For the military veteran, the night took a turn when T.I. and Ms. Harris invited her and a few others to join them when they left the club, she said. Believing they were going to continue the party elsewhere, she recalled going along willingly.
Instead they went to a hotel room where the other guests were quickly asked to leave, according to the lawyer’s letter, and the woman began to suffer the effects of whatever she’d ingested — though she’d consumed less than two drinks, the letter said. Her friend, from whom she’d been separated, never made it to the room; she was throwing up in the lobby restroom, she said in an interview.
According to the letter, Ms. Harris suggested that the military veteran “freshen up,” and brought her to the bathroom, where the woman, intoxicated and overwhelmed, allowed Ms.
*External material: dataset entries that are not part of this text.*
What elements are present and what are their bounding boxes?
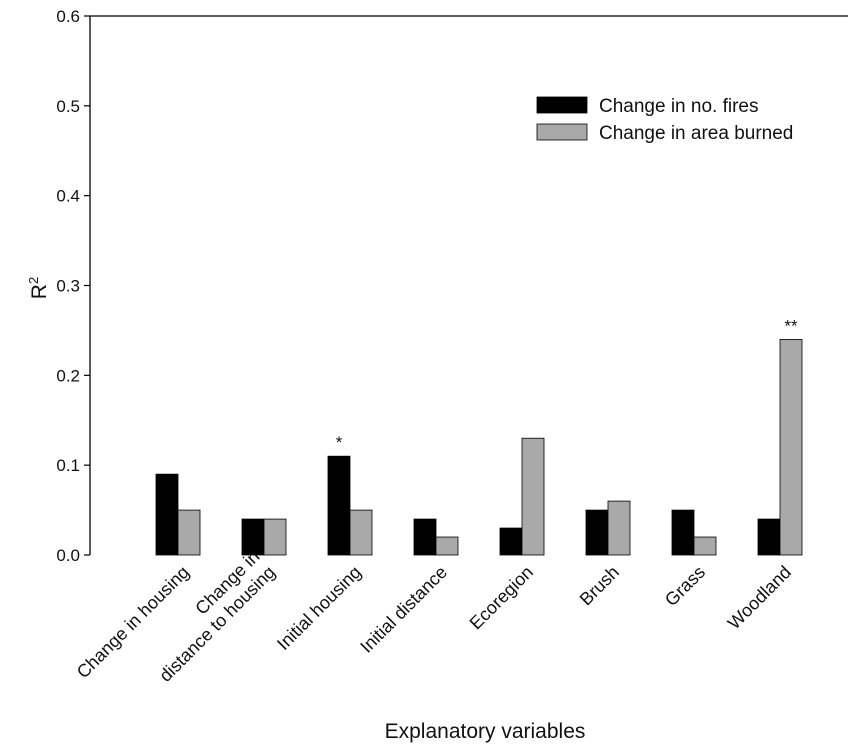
legend-swatch: [536, 123, 588, 141]
legend: Change in no. fires Change in area burned: [536, 96, 793, 144]
bar-no-fires: [413, 518, 437, 556]
x-category-label: Initial housing: [273, 562, 365, 654]
y-axis: 0.0 0.1 0.2 0.3 0.4 0.5 0.6: [56, 7, 90, 565]
significance-annotations: ***: [336, 316, 798, 452]
x-category-label: Ecoregion: [466, 562, 537, 633]
x-category-label: Grass: [661, 562, 709, 610]
bar-area-burned: [607, 500, 631, 556]
legend-label: Change in area burned: [599, 123, 793, 144]
x-category-label-line: Grass: [661, 562, 709, 610]
y-tick-label: 0.6: [56, 7, 80, 26]
y-tick-label: 0.0: [56, 546, 80, 565]
y-tick-label: 0.5: [56, 97, 80, 116]
legend-label: Change in no. fires: [599, 96, 759, 117]
x-category-label-line: Initial distance: [356, 562, 451, 657]
x-category-label: Initial distance: [356, 562, 451, 657]
bar-area-burned: [349, 509, 373, 556]
bar-no-fires: [327, 455, 351, 556]
y-axis-title-base: R: [28, 284, 51, 299]
bar-area-burned: [521, 437, 545, 556]
x-category-label-line: Brush: [576, 562, 623, 609]
x-category-label: Woodland: [724, 562, 795, 633]
significance-marker: *: [336, 433, 343, 452]
bar-no-fires: [757, 518, 781, 556]
y-tick-label: 0.3: [56, 277, 80, 296]
bar-no-fires: [155, 473, 179, 556]
bar-area-burned: [177, 509, 201, 556]
significance-marker: **: [784, 316, 798, 335]
bar-no-fires: [585, 509, 609, 556]
x-category-label-line: Ecoregion: [466, 562, 537, 633]
x-axis-title: Explanatory variables: [385, 720, 586, 743]
bars: [155, 338, 803, 556]
legend-swatch: [536, 96, 588, 114]
x-category-label: Brush: [576, 562, 623, 609]
y-tick-label: 0.2: [56, 366, 80, 385]
y-axis-title-superscript: 2: [26, 277, 41, 284]
bar-area-burned: [779, 338, 803, 556]
y-tick-label: 0.4: [56, 187, 80, 206]
bar-area-burned: [263, 518, 287, 556]
bar-area-burned: [693, 536, 717, 556]
x-category-label: Change indistance to housing: [140, 546, 279, 685]
x-category-label-line: Woodland: [724, 562, 795, 633]
y-tick-label: 0.1: [56, 456, 80, 475]
x-category-label-line: Initial housing: [273, 562, 365, 654]
bar-no-fires: [499, 527, 523, 556]
bar-no-fires: [671, 509, 695, 556]
bar-area-burned: [435, 536, 459, 556]
y-axis-title: R2: [26, 277, 51, 299]
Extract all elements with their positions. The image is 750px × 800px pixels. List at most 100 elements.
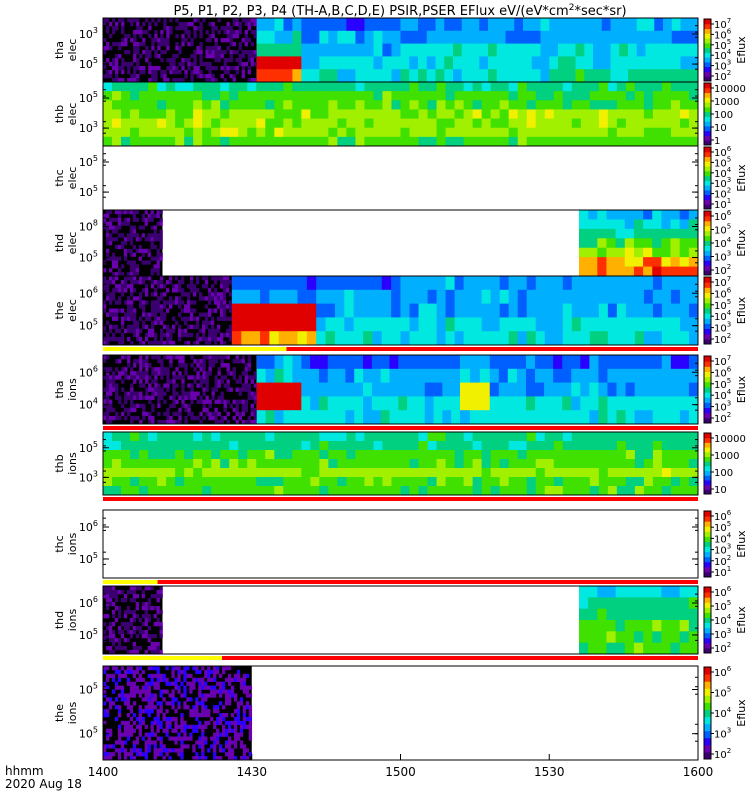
spectrogram-cell xyxy=(133,50,137,55)
spectrogram-cell xyxy=(103,748,107,753)
spectrogram-cell xyxy=(184,26,188,31)
spectrogram-cell xyxy=(135,264,139,269)
spectrogram-cell xyxy=(181,403,185,409)
spectrogram-cell xyxy=(103,74,107,79)
spectrogram-cell xyxy=(514,18,524,32)
colorbar-tick-label: 106 xyxy=(714,145,732,159)
spectrogram-cell xyxy=(435,69,445,83)
spectrogram-cell xyxy=(121,450,131,460)
spectrogram-cell xyxy=(172,383,176,388)
spectrogram-cell xyxy=(508,432,519,442)
spectrogram-cell xyxy=(688,82,699,92)
spectrogram-cell xyxy=(625,368,636,383)
colorbar-segment xyxy=(704,451,711,457)
spectrogram-cell xyxy=(364,100,374,110)
spectrogram-cell xyxy=(129,598,134,603)
spectrogram-cell xyxy=(436,109,446,119)
spectrogram-cell xyxy=(233,693,238,698)
spectrogram-cell xyxy=(184,395,188,400)
spectrogram-cell xyxy=(202,486,212,496)
spectrogram-cell xyxy=(204,740,208,745)
spectrogram-cell xyxy=(171,728,175,733)
spectrogram-cell xyxy=(183,320,188,326)
spectrogram-cell xyxy=(112,109,122,119)
spectrogram-cell xyxy=(566,18,576,32)
spectrogram-cell xyxy=(454,331,465,346)
spectrogram-cell xyxy=(584,43,594,57)
colorbar-tick-label: 104 xyxy=(714,166,732,180)
spectrogram-cell xyxy=(481,136,492,147)
spectrogram-cell xyxy=(118,78,122,83)
y-tick-label: 105 xyxy=(79,682,98,697)
spectrogram-cell xyxy=(168,756,172,761)
colorbar-segment xyxy=(704,702,711,710)
colorbar-tick-label: 102 xyxy=(714,641,731,655)
spectrogram-cell xyxy=(607,355,617,370)
spectrogram-cell xyxy=(115,367,119,372)
spectrogram-cell xyxy=(198,336,203,342)
spectrogram-cell xyxy=(579,597,589,610)
spectrogram-cell xyxy=(232,359,236,364)
spectrogram-cell xyxy=(688,459,699,469)
spectrogram-cell xyxy=(580,100,591,110)
spectrogram-cell xyxy=(588,247,598,258)
spectrogram-cell xyxy=(643,238,653,249)
spectrogram-cell xyxy=(144,248,148,254)
spectrogram-cell xyxy=(241,407,245,413)
colorbar-segment xyxy=(704,521,711,527)
spectrogram-cell xyxy=(424,410,434,425)
spectrogram-cell xyxy=(112,62,116,67)
spectrogram-cell xyxy=(135,272,139,277)
colorbar-segment xyxy=(704,28,711,34)
spectrogram-cell xyxy=(147,276,152,281)
spectrogram-cell xyxy=(239,728,244,733)
spectrogram-cell xyxy=(579,210,589,220)
spectrogram-cell xyxy=(216,736,220,741)
spectrogram-cell xyxy=(400,331,410,346)
spectrogram-cell xyxy=(229,66,233,71)
spectrogram-cell xyxy=(589,432,600,442)
spectrogram-cell xyxy=(283,136,293,147)
spectrogram-cell xyxy=(670,586,681,598)
spectrogram-cell xyxy=(498,382,509,397)
spectrogram-cell xyxy=(112,415,116,421)
colorbar-segment xyxy=(704,111,711,117)
spectrogram-cell xyxy=(130,419,134,425)
spectrogram-cell xyxy=(213,332,218,338)
spectrogram-cell xyxy=(207,693,211,698)
spectrogram-cell xyxy=(148,26,152,31)
spectrogram-cell xyxy=(636,43,646,57)
spectrogram-cell xyxy=(123,328,128,334)
spectrogram-cell xyxy=(151,415,155,421)
y-tick-label: 105 xyxy=(79,726,98,741)
spectrogram-cell xyxy=(169,66,173,71)
spectrogram-cell xyxy=(192,666,196,671)
spectrogram-cell xyxy=(424,382,434,397)
spectrogram-cell xyxy=(202,100,212,110)
spectrogram-cell xyxy=(169,26,173,31)
spectrogram-cell xyxy=(247,22,251,27)
spectrogram-cell xyxy=(593,30,603,44)
spectrogram-cell xyxy=(220,54,224,59)
spectrogram-cell xyxy=(232,399,236,405)
spectrogram-cell xyxy=(180,720,184,726)
spectrogram-cell xyxy=(159,622,163,627)
spectrogram-cell xyxy=(181,34,185,39)
spectrogram-cell xyxy=(202,450,212,460)
spectrogram-cell xyxy=(278,317,289,332)
spectrogram-cell xyxy=(196,371,200,376)
spectrogram-cell xyxy=(207,666,211,671)
spectrogram-cell xyxy=(147,328,152,334)
spectrogram-cell xyxy=(679,441,690,451)
spectrogram-cell xyxy=(171,666,175,671)
spectrogram-cell xyxy=(256,477,266,487)
spectrogram-cell xyxy=(147,614,151,619)
spectrogram-cell xyxy=(244,34,248,39)
spectrogram-cell xyxy=(108,308,113,313)
spectrogram-cell xyxy=(445,441,455,451)
spectrogram-cell xyxy=(138,618,142,623)
spectrogram-cell xyxy=(688,219,699,230)
spectrogram-cell xyxy=(198,312,203,317)
spectrogram-cell xyxy=(129,666,134,671)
Harris to undress and bathe her and T.I.
By the time they got her back to the bed, all three people were naked, and the veteran began vomiting, the letter said. T.I. then “attempted to put his foot into her vagina.” She told him no, the letter said. The woman recalled T.I. laughing at her for throwing up and him leaving to retrieve condoms.
“The next thing she remembers,” the letter continued, “was waking up naked on the couch, with a towel thrown over her, with a very sore vagina.” A security guard was banging on the door, telling her to leave, she recalled.
The woman fled. When her friend picked her up, she recounted the rest of her night, they said in separate interviews. At home, the woman made a beeline for the bath, scrubbing her body with soap and Tide with bleach, she said. She was too embarrassed to go to a doctor, she said, but later self-treated for an infection.
Another longtime friend who spoke to the veteran within days of the event confirmed in an interview that she had described the hotel experience as a non-consensual act in which she had been drugged, and never wavered from that when they discussed it in later years. The incident left the woman, who had been working at an aeronautics firm in her first job out of the military, despondent, she said.
The allegations of sexual abuse against T.I. and Ms. Harris first surfaced via the Instagram account of Sabrina Peterson, an Atlanta entrepreneur who was a longtime friend of the couple, but who said last month that T.I. once held a gun to her head and threatened to kill her in 2009. The couple denied Ms. Peterson’s accounts on their own social media, and through a representative.
Mr. Blackburn said that after Ms. Peterson posted her story publicly, she was soon inundated with stories from women who had encountered T.I. and Ms. Harris and felt exploited or endangered. The lawyer said none of the women included in his letter were among those whose accounts were posted on social media.